Holub möchte festhalten, dass der in der Pressestunde angesprochene
Brief aus der Präsidentschaftskanzlei, der die Auszüge der
Freiheitlichen scharf kritisiert, von den Grünen an alle
FPK-Spitzenfunktionäre weitergeleitet wurde: "Dass LH Dörfler nichts
von diesem Brief weiß, ist daher mehr als nur fragwürdig".

Überhaupt bestimmen Unwissenheit und Ausreden die Politik Dörflers,
so Holub: "Egal ob Connect-Causa, Bauskandale oder
BZÖ-Wahlwerbungsaffäre: Der momentane Landeshauptmann scheint von
nichts eine Ahnung zu haben. Unwissenheit schützt jedoch nicht vor
der Verantwortung, die Dörfler in seiner Funktion tragen muss. Es
gibt nur zwei Möglichkeiten: Entweder war er in diese Causen voll
eingeweiht oder er hat von diesen freiheitlichen Skandalen wirklich
nichts gewusst - beides ist für einen Landeshauptmann untragbar",
kritisiert der Grünen-Abgeordnete.

Der Auftritt Dörflers in der heutigen Pressestunde bestätigt Holub
jedenfalls darin, dass Kärnten einen Befreiungsschlag vom
freiheitlichen Allmachtssystem benötigt.
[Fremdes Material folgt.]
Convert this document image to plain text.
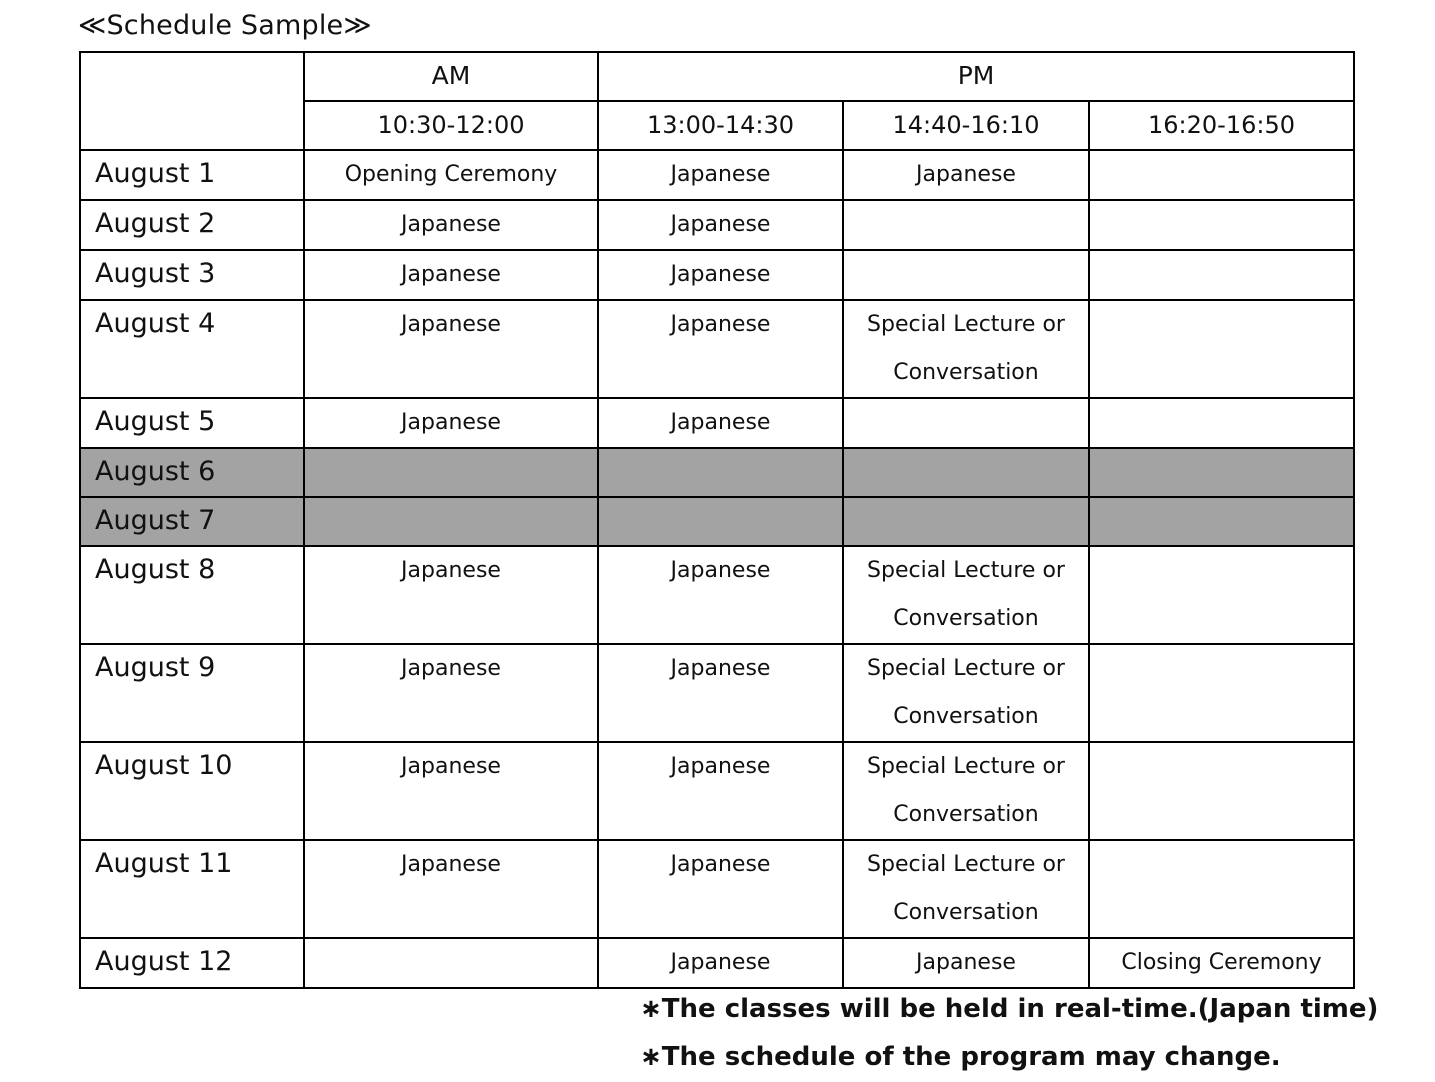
≪Schedule Sample≫
	AM	PM		
	10:30-12:00	13:00-14:30	14:40-16:10	16:20-16:50
August 1	Opening Ceremony	Japanese	Japanese	
August 2	Japanese	Japanese		
August 3	Japanese	Japanese		
August 4	Japanese	Japanese	Special Lecture or
Conversation	

August 5	Japanese	Japanese		
August 6				
August 7				
August 8	Japanese	Japanese	Special Lecture or
Conversation	

August 9	Japanese	Japanese	Special Lecture or
Conversation	

August 10	Japanese	Japanese	Special Lecture or
Conversation	

August 11	Japanese	Japanese	Special Lecture or
Conversation	

August 12		Japanese	Japanese	Closing Ceremony
∗The classes will be held in real-time.(Japan time)
∗The schedule of the program may change.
Der Verkauf der
KELAG-Anteile an den deutschen Atomriesen RWE sei ein bezeichnendes
Beispiel dafür: "Es darf nicht sein, dass ein Finanzreferent im
Hinterzimmer Kärntens Wasser nach Deutschland verkauft, ohne dabei
den Landtag als Vertretung der Bevölkerung hinzuzuziehen. Hier muss
dringend das politische System Kärntens auf neue Beine gestellt
werden. Ein Ende des Proporzes, die Stärkung des Landtages, die
Stärkung der Kontroll- und Minderheitenrechte und
Untersuchungsausschüsse als Minderheitenrecht sind für mich die
wichtigsten Punkte einer Systemänderung". Holub erinnert abschließend
daran, dass die Stärkung des Landesrechnungshofs, dank den
jahrelangen Bemühungen der Grünen, nun auf dem Weg ist.